Beta-interferon in CIS: making it more cost-effective

Making 1st-line treatments more cost-effective. #MSBlog #MSResearch

This study below reports the MRI outcome of the REFLEX study that looked at the effectiveness of IFNbeta-1a subcutaneously 3X per week vs. FNbeta-1a subcutaneously1X per week vs placebo. The remarkable observation is how effective the 1X week dose is. The results suggest that if you start usin IFNbeta early in the course of MS it works better or you are more likely to respond. I wonder if there is a case to be made on cost-effectiveness grounds to try someone on the 1X per week dose first to see if they respond before escalating them to a more effective dose or treatment? This would bring down the costs of the 1st-line treatment by a third, which will make a big difference for beleaguered payers.”
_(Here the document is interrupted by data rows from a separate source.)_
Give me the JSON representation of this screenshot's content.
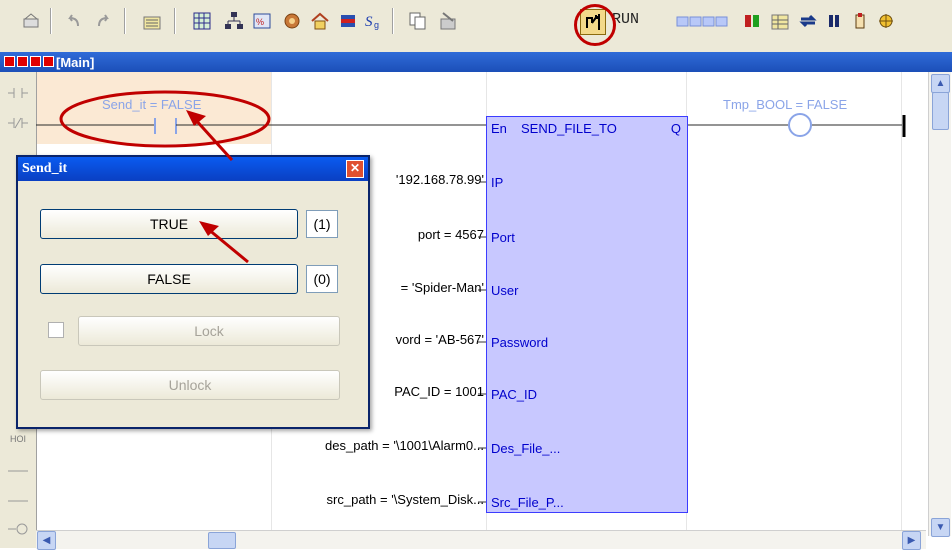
{
  "toolbar": {
    "run_label": "RUN",
    "icons": [
      "new-program-icon",
      "undo-icon",
      "redo-icon",
      "comment-icon",
      "variables-grid-icon",
      "network-icon",
      "function-block-icon",
      "library-icon",
      "home-icon",
      "flag-icon",
      "script-icon",
      "copy-icon",
      "download-icon",
      "online-mode-icon",
      "status-leds-icon",
      "debug-icon",
      "spreadsheet-icon",
      "cycle-icon",
      "pause-icon",
      "step-icon",
      "breakpoint-icon"
    ]
  },
  "window": {
    "title": "[Main]"
  },
  "ladder": {
    "contact_label": "Send_it = FALSE",
    "coil_label": "Tmp_BOOL = FALSE",
    "left_tool_labels": [
      "HOI"
    ],
    "inputs": [
      {
        "value": "'192.168.78.99'",
        "pin": "IP"
      },
      {
        "value": "port = 4567",
        "pin": "Port"
      },
      {
        "value": "= 'Spider-Man'",
        "pin": "User"
      },
      {
        "value": "vord = 'AB-567'",
        "pin": "Password"
      },
      {
        "value": "PAC_ID = 1001",
        "pin": "PAC_ID"
      },
      {
        "value": "des_path = '\\1001\\Alarm0...",
        "pin": "Des_File_..."
      },
      {
        "value": "src_path = '\\System_Disk...",
        "pin": "Src_File_P..."
      }
    ],
    "block": {
      "en": "En",
      "name": "SEND_FILE_TO",
      "q": "Q"
    }
  },
  "dialog": {
    "title": "Send_it",
    "true_label": "TRUE",
    "true_badge": "(1)",
    "false_label": "FALSE",
    "false_badge": "(0)",
    "lock_label": "Lock",
    "unlock_label": "Unlock",
    "close_icon": "close-icon"
  },
  "colors": {
    "highlight_red": "#c00000",
    "block_fill": "#c8c8ff",
    "block_border": "#3c3cff",
    "contact_text": "#8aa4e8",
    "titlebar_blue": "#1c4fb8"
  }
}
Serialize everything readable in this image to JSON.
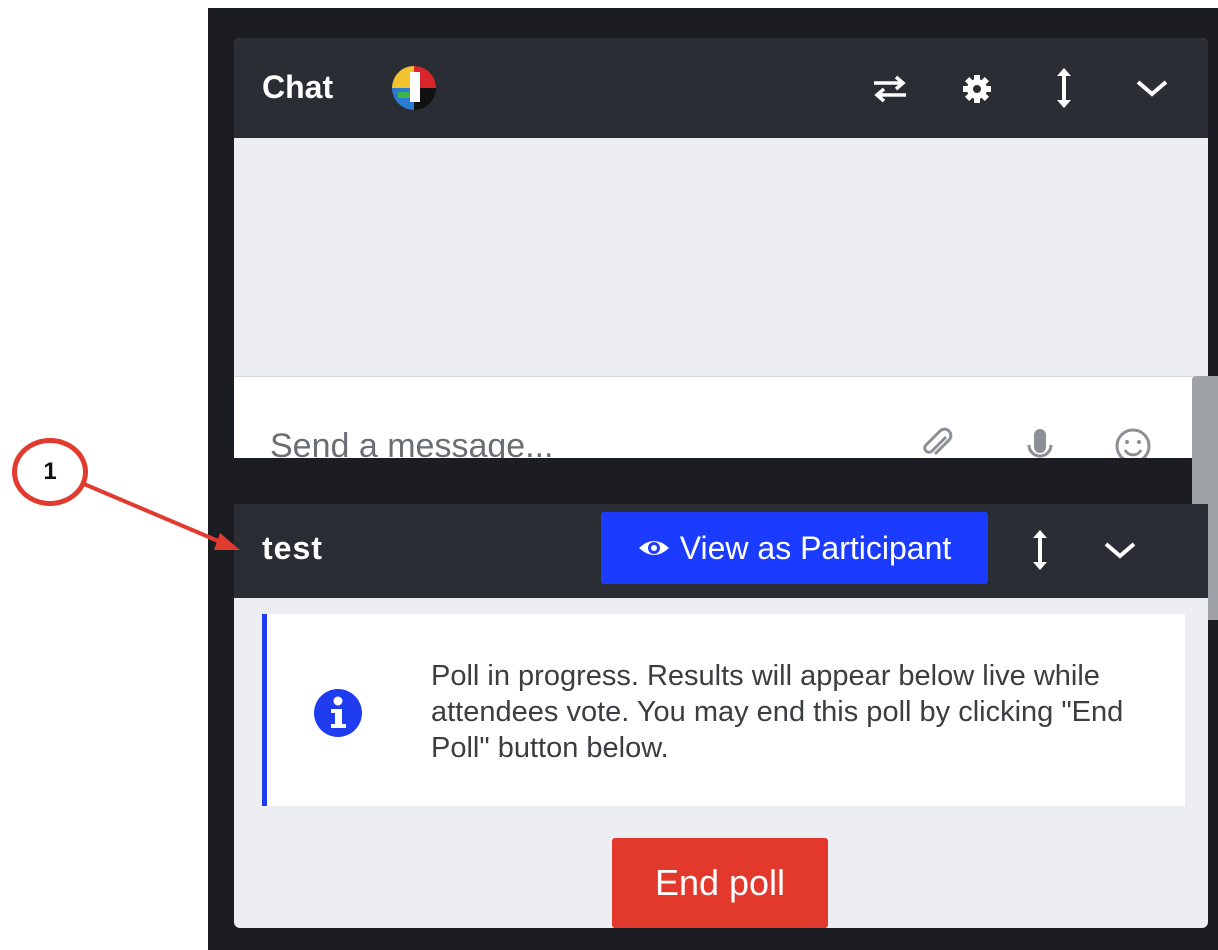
{
  "chat": {
    "title": "Chat",
    "input_placeholder": "Send a message...",
    "icons": [
      "swap-icon",
      "gear-icon",
      "resize-vertical-icon",
      "chevron-down-icon"
    ],
    "input_icons": [
      "paperclip-icon",
      "microphone-icon",
      "emoji-icon"
    ]
  },
  "poll": {
    "title": "test",
    "view_as_participant_label": "View as Participant",
    "info_text": "Poll in progress. Results will appear below live while attendees vote. You may end this poll by clicking \"End Poll\" button below.",
    "end_poll_label": "End poll"
  },
  "annotation": {
    "number": "1"
  },
  "colors": {
    "header_bg": "#2a2d34",
    "frame_bg": "#1b1d22",
    "primary_blue": "#1b3cff",
    "danger_red": "#e3382c",
    "annotation_red": "#e03b2e"
  }
}
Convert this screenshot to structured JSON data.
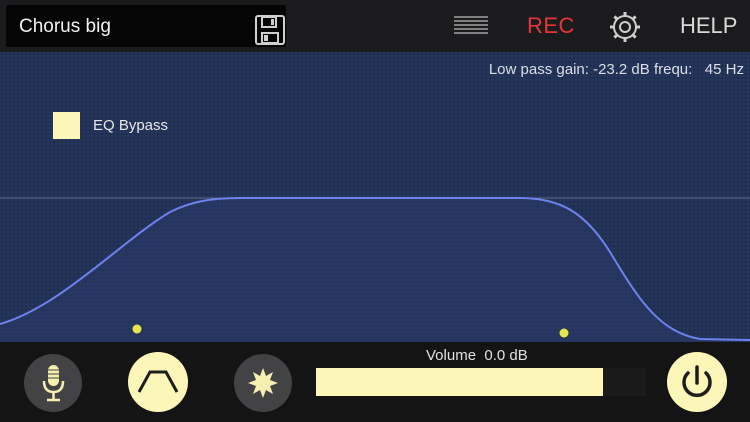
{
  "preset": {
    "name": "Chorus big"
  },
  "toolbar": {
    "rec_label": "REC",
    "help_label": "HELP"
  },
  "eq": {
    "readout": "Low pass gain: -23.2 dB frequ:   45 Hz",
    "bypass_label": "EQ Bypass"
  },
  "volume": {
    "label": "Volume  0.0 dB",
    "level": 0.87
  },
  "icons": {
    "save": "floppy-disk-icon",
    "menu": "menu-lines-icon",
    "settings": "gear-icon",
    "mic": "microphone-icon",
    "filter": "filter-shape-icon",
    "fx": "effects-burst-icon",
    "power": "power-icon"
  },
  "colors": {
    "accent": "#fcf7b8",
    "rec": "#e5343b",
    "curve": "#6e82ee",
    "eq_bg": "#24345a",
    "handle": "#e6e64c"
  }
}
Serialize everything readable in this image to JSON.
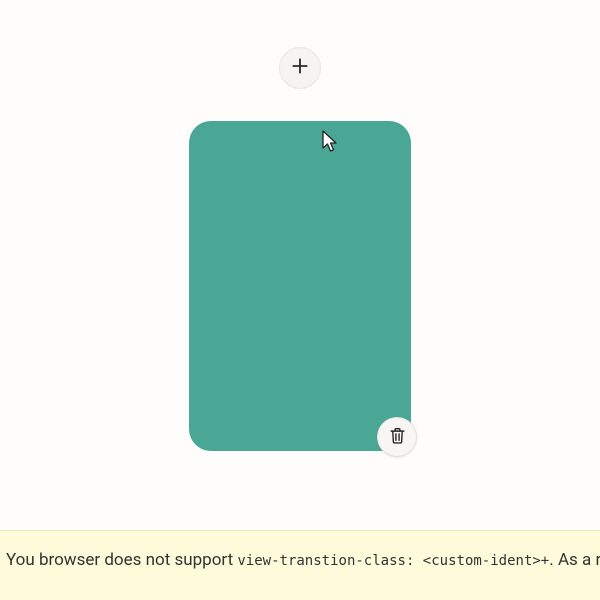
{
  "icons": {
    "add": "plus-icon",
    "delete": "trash-icon",
    "cursor": "pointer-cursor"
  },
  "card": {
    "color": "#4aa795"
  },
  "warning": {
    "prefix": "You browser does not support ",
    "code": "view-transtion-class: <custom-ident>+",
    "suffix": ". As a result, the"
  }
}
“It is a great pity we don’t have validated predictors of an IFNbeta response so that we can make a call up front and save MSers a trial of therapy; i.e. by improving the chances of them responding to IFNbeta we could make a real difference to their outcome.”

Epub: De Stefano et al. Efficacy of subcutaneous interferon β-1a on MRI outcomes in a randomised controlled trial of patients with clinically isolated syndromes. J Neurol Neurosurg Psychiatry. 2013 . doi: 10.1136/jnnp-2013-306289.

AIM: The REbif FLEXible dosing in early MS (REFLEX) study compared several brain MRI outcomes in patients presenting with clinically isolated syndromes suggestive of multiple sclerosis and treated with two dose-frequencies of subcutaneous interferon (IFN) β-1a or placebo.

METHODS: MSers were randomised (1:1:1) to IFN β-1a, 44 µg subcutaneously three times a week or once a week, or placebo three times a week for up to 24 months. MRI scans were performed every 3 months, or every 6 months if the MSer developed clinically definite multiple sclerosis. End points analysed included: number of combined unique active lesions per patient per scan; numbers and volumes of new T2, T1 hypointense and gadolinium-enhancing (Gd+) lesions per patient per scan; and brain volume.

RESULTS: 517 MSers were randomised (intent-to-treat population: subcutaneous IFN β-1a three times a week, n=171; subcutaneous IFN β-1a once a week, n=175; placebo, n=171). Combined unique active lesions were lower in MSers treated with subcutaneous IFN β-1a versus placebo (mean (SD) lesions per MSer per scan: three times a week 0.6 (1.15); once a week 1.23 (4.26); placebo 2.70 (5.23); reduction versus placebo: three times a week 81%; once a week 63%; p<0.001) and with three times a week versus once a week (48% reduction; p=0.002). The mean numbers of new T2, T1 hypointense and Gd+ lesions were all significantly lower in the two active treatment arms compared with placebo (p≤0.004 for three times a week or once a week) and in the three times a week group compared with once a week (p≤0.012).

CONCLUSIONS: Both subcutaneous IFN β-1a 44 µg regimens improved MRI outcomes versus placebo, with the three times a week regimen having a more pronounced effect than once a week dosing.